Comparison. Comparisons. How many of these do we use in everyday life to tell the people around us about our world?
Many prose and poetry writers have used rhetorical figures to give their own interpretation of life. I did it too Alberto Moraviawhich we remember on the anniversary of his death, which took place on September 26, 1990.
In the poem “Comparison“, the famous Italian writer and journalist compares life to a ball: a simple, playful and not very pompous image that amazes and makes us think about how much value poetry has, how much imagination it can contain in a few verses.
“Paragone” by Alberto Moravia
Life is like a little ball
of mercuryIt breaks
it breaks
it pulverizesunder the thumb
of thinkingbut then he reforms
liquid ball
so hard
of fear.
“Comparison”, life and contrasts
What is life? Philosophers, thinkers and artists of all eras have tried to answer a question that also concerns us. For Moravia, life seems to break under man’s thought, shatter, and then renew itself in all its heaviness and sorrow.
“Paragone” is an extraordinary and contrasting poem: it is narrative, even if it breaks up the discourse with word verses reminiscent of Ungaretti; expresses a complex concept with a simple image.
Moravia’s interest in poetry
“Paragone” is in the collection “Poemsby Alberto Moravia.
The author turned to poetry as a boy. The 83 mostly unpublished poems in this collection broaden the horizons of the artistic perspective of an author about whom so much has been said and written and who continues to fascinate critics and readers.
These are intimate texts that enter into dialogue with the rest of his work because they are permeated by a reflection on literature that began at a mature stage in his life. Some typically Moravian themes return again and again – Eros, travel, the relationship between nature and history, the past and memory – and are treated in the form of a personal diary in which one can reconnect with the younger part of oneself.
Moravia surrenders to feelings and releases them in narrative verses that refer to the great metaphysical themes, starting with time and then talking about the world, passion and love: an explicit demonstration of his deep interest in poetry , who also manifested himself as an author of stories and novels, in which individual verses or entire compositions contribute to the construction of the plot.
Alberto Moravia
Alberto Moravia, pseudonym of Alberto Pincherle (Rome, November 28, 1907 – Rome, September 26, 1990), was an Italian novelist, journalist, screenwriter, essayist, playwright, poet, travel reporter, film critic and politician. He is considered one of the most important novelists of the 20th century and dealt with themes such as sexuality, social alienation and existentialism in his works.

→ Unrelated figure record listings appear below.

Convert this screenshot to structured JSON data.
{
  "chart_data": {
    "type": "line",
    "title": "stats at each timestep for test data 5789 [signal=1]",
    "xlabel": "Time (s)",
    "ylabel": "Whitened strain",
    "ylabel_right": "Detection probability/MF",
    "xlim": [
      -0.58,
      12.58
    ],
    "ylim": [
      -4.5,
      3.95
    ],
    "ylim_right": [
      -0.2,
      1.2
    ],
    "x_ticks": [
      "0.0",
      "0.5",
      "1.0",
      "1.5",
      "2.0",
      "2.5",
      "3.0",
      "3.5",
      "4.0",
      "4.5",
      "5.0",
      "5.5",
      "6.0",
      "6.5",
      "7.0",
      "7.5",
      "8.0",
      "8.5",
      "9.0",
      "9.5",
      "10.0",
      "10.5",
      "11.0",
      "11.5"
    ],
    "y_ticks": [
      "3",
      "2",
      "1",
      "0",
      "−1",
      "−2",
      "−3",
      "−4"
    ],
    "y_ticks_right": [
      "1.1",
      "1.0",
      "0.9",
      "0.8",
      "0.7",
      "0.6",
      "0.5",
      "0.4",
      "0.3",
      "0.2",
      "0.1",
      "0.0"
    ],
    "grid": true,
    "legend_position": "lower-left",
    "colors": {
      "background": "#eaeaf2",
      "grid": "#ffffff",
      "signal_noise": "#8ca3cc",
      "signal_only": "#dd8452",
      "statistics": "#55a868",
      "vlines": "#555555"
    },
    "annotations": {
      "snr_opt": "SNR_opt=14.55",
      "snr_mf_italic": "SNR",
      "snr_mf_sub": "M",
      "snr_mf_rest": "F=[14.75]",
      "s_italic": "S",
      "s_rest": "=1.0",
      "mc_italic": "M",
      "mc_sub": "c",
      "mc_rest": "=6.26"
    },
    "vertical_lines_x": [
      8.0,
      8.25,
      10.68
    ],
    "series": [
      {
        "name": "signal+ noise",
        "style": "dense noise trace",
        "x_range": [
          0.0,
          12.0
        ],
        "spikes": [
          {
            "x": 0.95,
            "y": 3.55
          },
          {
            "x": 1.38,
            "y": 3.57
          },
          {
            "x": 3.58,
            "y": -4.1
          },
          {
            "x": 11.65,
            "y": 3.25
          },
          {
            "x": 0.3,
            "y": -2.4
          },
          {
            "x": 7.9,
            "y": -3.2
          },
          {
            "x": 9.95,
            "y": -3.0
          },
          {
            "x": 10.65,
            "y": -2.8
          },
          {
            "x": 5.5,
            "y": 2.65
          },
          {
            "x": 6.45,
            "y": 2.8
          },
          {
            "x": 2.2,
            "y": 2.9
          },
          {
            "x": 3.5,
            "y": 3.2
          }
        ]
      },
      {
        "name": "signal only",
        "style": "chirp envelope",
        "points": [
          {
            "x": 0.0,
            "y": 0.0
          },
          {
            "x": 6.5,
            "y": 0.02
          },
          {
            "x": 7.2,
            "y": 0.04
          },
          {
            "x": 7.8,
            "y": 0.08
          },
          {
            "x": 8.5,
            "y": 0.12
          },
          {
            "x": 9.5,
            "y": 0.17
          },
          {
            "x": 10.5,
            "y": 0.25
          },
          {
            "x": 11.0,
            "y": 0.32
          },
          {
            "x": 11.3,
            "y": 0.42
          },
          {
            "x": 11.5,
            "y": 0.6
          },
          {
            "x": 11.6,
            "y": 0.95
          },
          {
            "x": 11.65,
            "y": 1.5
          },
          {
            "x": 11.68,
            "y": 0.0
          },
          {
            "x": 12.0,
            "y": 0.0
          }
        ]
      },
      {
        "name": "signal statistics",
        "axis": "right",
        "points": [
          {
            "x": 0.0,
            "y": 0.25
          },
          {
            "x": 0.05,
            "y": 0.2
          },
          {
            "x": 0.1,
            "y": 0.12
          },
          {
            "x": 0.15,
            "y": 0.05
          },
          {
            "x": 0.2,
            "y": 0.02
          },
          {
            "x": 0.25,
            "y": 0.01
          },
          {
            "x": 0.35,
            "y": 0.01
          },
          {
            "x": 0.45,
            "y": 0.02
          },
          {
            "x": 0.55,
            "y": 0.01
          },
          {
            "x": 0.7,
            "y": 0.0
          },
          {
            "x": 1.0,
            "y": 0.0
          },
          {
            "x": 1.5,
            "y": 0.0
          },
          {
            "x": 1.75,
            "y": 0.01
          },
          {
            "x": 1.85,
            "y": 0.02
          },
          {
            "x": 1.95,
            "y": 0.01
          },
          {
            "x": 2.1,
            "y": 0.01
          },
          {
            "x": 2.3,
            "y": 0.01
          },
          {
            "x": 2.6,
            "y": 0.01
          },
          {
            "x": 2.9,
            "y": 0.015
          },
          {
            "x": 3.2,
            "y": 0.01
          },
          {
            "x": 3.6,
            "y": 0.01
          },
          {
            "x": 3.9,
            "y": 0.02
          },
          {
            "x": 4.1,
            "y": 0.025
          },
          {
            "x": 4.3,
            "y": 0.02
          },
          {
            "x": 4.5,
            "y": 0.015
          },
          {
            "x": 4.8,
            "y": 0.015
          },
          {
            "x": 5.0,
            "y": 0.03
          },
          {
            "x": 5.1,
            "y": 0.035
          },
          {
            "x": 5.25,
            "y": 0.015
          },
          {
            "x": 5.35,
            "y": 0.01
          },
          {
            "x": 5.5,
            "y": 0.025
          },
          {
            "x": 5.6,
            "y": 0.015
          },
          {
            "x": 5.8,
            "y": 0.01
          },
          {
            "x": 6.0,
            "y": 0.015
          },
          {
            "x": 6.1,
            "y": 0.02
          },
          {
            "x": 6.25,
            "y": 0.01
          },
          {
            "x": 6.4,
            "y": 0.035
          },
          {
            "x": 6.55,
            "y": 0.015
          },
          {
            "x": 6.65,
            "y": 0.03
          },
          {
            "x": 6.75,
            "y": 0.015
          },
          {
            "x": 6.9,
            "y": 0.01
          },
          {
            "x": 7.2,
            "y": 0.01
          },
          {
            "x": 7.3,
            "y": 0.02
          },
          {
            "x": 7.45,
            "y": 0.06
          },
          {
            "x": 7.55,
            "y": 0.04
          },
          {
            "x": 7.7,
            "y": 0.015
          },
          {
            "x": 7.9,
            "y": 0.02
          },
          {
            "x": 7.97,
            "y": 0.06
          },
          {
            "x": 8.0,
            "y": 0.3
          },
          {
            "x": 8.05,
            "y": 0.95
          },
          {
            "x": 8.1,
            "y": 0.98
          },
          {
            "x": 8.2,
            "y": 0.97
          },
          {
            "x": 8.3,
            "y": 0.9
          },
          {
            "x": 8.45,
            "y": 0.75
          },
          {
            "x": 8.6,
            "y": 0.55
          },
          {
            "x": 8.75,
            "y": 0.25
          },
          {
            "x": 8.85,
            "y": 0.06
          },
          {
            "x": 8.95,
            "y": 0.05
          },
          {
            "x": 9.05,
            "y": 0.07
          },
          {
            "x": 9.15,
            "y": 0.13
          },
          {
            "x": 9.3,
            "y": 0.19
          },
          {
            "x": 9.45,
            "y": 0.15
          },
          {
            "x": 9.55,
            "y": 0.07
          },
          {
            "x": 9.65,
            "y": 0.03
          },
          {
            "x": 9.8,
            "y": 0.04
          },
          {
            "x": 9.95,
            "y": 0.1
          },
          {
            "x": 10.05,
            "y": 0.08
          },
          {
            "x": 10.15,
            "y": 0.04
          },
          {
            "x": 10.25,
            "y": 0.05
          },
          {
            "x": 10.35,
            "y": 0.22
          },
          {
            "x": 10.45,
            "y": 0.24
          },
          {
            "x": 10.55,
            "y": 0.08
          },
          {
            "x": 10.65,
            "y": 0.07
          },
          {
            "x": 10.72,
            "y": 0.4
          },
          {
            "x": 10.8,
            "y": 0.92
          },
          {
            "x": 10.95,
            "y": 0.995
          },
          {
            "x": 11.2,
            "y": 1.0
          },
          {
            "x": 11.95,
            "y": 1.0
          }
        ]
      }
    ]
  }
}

The author of “Gli indifferenti” gained fame in 1929 with the novel “Gli indifferenti” and published more than thirty novels over the course of his long career. The central themes of Moravia’s work are moral dryness, the hypocrisy of contemporary life, and people’s significant inability to achieve happiness. His writings are known for their simple and austere style, characterized by the use of a common vocabulary in an elegant and sophisticated syntax.
In 1941 the author married the writer Elsa Morante, whom he had met in 1936, in church. The religious rite was led by the Jesuit Father Pietro Tacchi Venturi. For a long time Moravia lived with Morante in Capri, where he wrote the novel Agostino. They then separated in 1962. From 1962 to 1983 Moravia had an intense love and work life with the writer Dacia Maraini.